Olayın Gerçek Failleri Kim?
“Saldırılar kimin işine yarıyor?” sorusundan yola çıkarak “Olayın gerçek failleri kimlerdir?” noktasında komplo teorileri üretmek, saldırıya neden olan “ANA SEBEBİ” unutturmaya çalışmaktan başka bir şey değildir.
İsrail’in, Amerika’nın, Emperyalist Avrupalı siyasetçilerin “İslam Düşmanlığını körüklemek’ maksadıyla böylesine sansasyonel olaylara ihtiyacı olduğunu tespit etmek için filozof(!) yada gazeteci(!) olmaya lüzum yok. Bu zaten herkesin bildiği bir gerçek.
Saldırıyı “Azmettirenin” Emperyalist Hristiyan Batı ve onu gaza getiren “Siyonist Yahudi Basının” olduğu noktasında hiç kimsenin bir şüphesi ve tereddütü yok ki zaten!
Bu saldırının azmettireni, tahrik edeni, kaşıyanı bellidir. Lanetlemek ve kınamak için asıl suçluyu bulmak isteyen varsa; Batı’nın utanmaz ve ahlâksız yüzüne baksın.

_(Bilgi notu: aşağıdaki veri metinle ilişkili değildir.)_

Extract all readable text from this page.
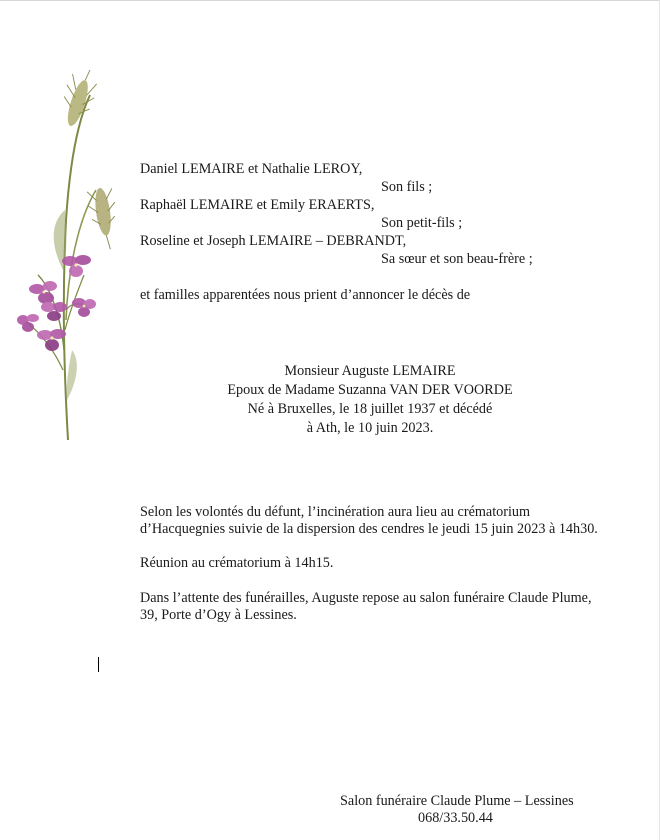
Daniel LEMAIRE et Nathalie LEROY,
Son fils ;
Raphaël LEMAIRE et Emily ERAERTS,
Son petit-fils ;
Roseline et Joseph LEMAIRE – DEBRANDT,
Sa sœur et son beau-frère ;
et familles apparentées nous prient d’annoncer le décès de
Monsieur Auguste LEMAIRE
Epoux de Madame Suzanna VAN DER VOORDE
Né à Bruxelles, le 18 juillet 1937 et décédé
à Ath, le 10 juin 2023.
Selon les volontés du défunt, l’incinération aura lieu au crématorium
d’Hacquegnies suivie de la dispersion des cendres le jeudi 15 juin 2023 à 14h30.
Réunion au crématorium à 14h15.
Dans l’attente des funérailles, Auguste repose au salon funéraire Claude Plume,
39, Porte d’Ogy à Lessines.
Salon funéraire Claude Plume – Lessines
068/33.50.44
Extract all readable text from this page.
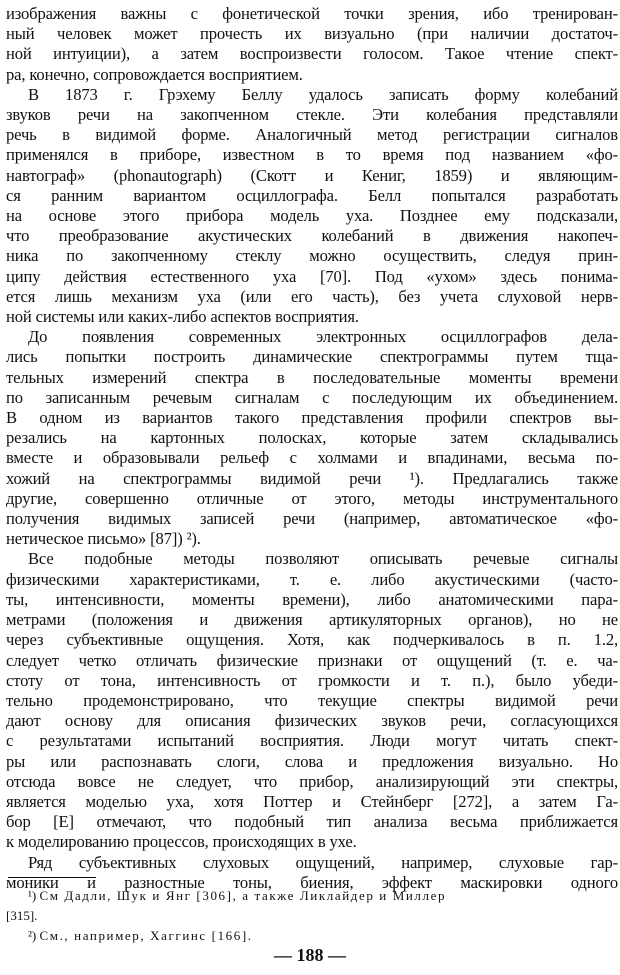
изображения важны с фонетической точки зрения, ибо тренирован-
ный человек может прочесть их визуально (при наличии достаточ-
ной интуиции), а затем воспроизвести голосом. Такое чтение спект-
ра, конечно, сопровождается восприятием.

В 1873 г. Грэхему Беллу удалось записать форму колебаний
звуков речи на закопченном стекле. Эти колебания представляли
речь в видимой форме. Аналогичный метод регистрации сигналов
применялся в приборе, известном в то время под названием «фо-
навтограф» (phonautograph) (Скотт и Кениг, 1859) и являющим-
ся ранним вариантом осциллографа. Белл попытался разработать
на основе этого прибора модель уха. Позднее ему подсказали,
что преобразование акустических колебаний в движения накопеч-
ника по закопченному стеклу можно осуществить, следуя прин-
ципу действия естественного уха [70]. Под «ухом» здесь понима-
ется лишь механизм уха (или его часть), без учета слуховой нерв-
ной системы или каких-либо аспектов восприятия.

До появления современных электронных осциллографов дела-
лись попытки построить динамические спектрограммы путем тща-
тельных измерений спектра в последовательные моменты времени
по записанным речевым сигналам с последующим их объединением.
В одном из вариантов такого представления профили спектров вы-
резались на картонных полосках, которые затем складывались
вместе и образовывали рельеф с холмами и впадинами, весьма по-
хожий на спектрограммы видимой речи ¹). Предлагались также
другие, совершенно отличные от этого, методы инструментального
получения видимых записей речи (например, автоматическое «фо-
нетическое письмо» [87]) ²).

Все подобные методы позволяют описывать речевые сигналы
физическими характеристиками, т. е. либо акустическими (часто-
ты, интенсивности, моменты времени), либо анатомическими пара-
метрами (положения и движения артикуляторных органов), но не
через субъективные ощущения. Хотя, как подчеркивалось в п. 1.2,
следует четко отличать физические признаки от ощущений (т. е. ча-
стоту от тона, интенсивность от громкости и т. п.), было убеди-
тельно продемонстрировано, что текущие спектры видимой речи
дают основу для описания физических звуков речи, согласующихся
с результатами испытаний восприятия. Люди могут читать спект-
ры или распознавать слоги, слова и предложения визуально. Но
отсюда вовсе не следует, что прибор, анализирующий эти спектры,
является моделью уха, хотя Поттер и Стейнберг [272], а затем Га-
бор [Е] отмечают, что подобный тип анализа весьма приближается
к моделированию процессов, происходящих в ухе.

Ряд субъективных слуховых ощущений, например, слуховые гар-
моники и разностные тоны, биения, эффект маскировки одного

¹) См Дадли, Шук и Янг [306], а также Ликлайдер и Миллер
[315].
²) См., например, Хаггинс [166].
— 188 —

Evet, bu saldırılar Siyonist İsrail’in ve Emperyalist Hristiyan siyasetçilerin işine yarayabilir. Batı’nın İslam düşmanlığını köpürtmek istemesi demek; bu olayı baştan sona planlayan, yürüten ve sonuca vardıranın her zaman onlar olduğu anlamına gelmez.
Müslümanların Böyle Profesyonel Bir Saldırıya Güçleri Yeter mi?
Müslümanların tamamen kendi imkânları ve planlarıyla böyle bir saldırıyı gerçekleştirmeleri mümkün müdür? Bu kompleksli ve küçük görücü sorunun iki cevabı vardır:
1- Amerika’nın, İsrail’in, İngiltere’nin ve tüm emperyalist Avrupa’nın; gizliyi de – açığı da bilen, her an her şeyi görüp gözeten, her şeyden haberdar olan, her şeye gücü yeten İLAHLAR olduğuna inanlar için bu saldırıyı Müslümanların gerçekleştirmesi mümkün değildir.
2- Gizliyi de – açığı da bilenin, her an her şeyi görüp gözetenin, her şeyden haberdar olanın, her şeye gücü yetenin, zaferi ve mağlubiyeti takdir edenin âlemlerin RABBİ YÜCE ALLAH olduğunu inanlar için, bu olayı Müslümanların başarmış olmaları mümkündür.
Bu mukadderatın içinde, “Allah dilerse fasıkların eliyle de dinini aziz eyler” hakikatini de unutmamak gerekir. Bu sebeple, saldırının arkasında “O mu var? Bu mu var?” tartışmaları beyhude ve faydasız bir tartışmadır. Asla bu ve benzeri saldırıları sonlandırmayacak ve ümmeti daha da bölecek basiretsiz tartışmalardır. Sivrisinekle uğraşıp bataklığı görmemektir.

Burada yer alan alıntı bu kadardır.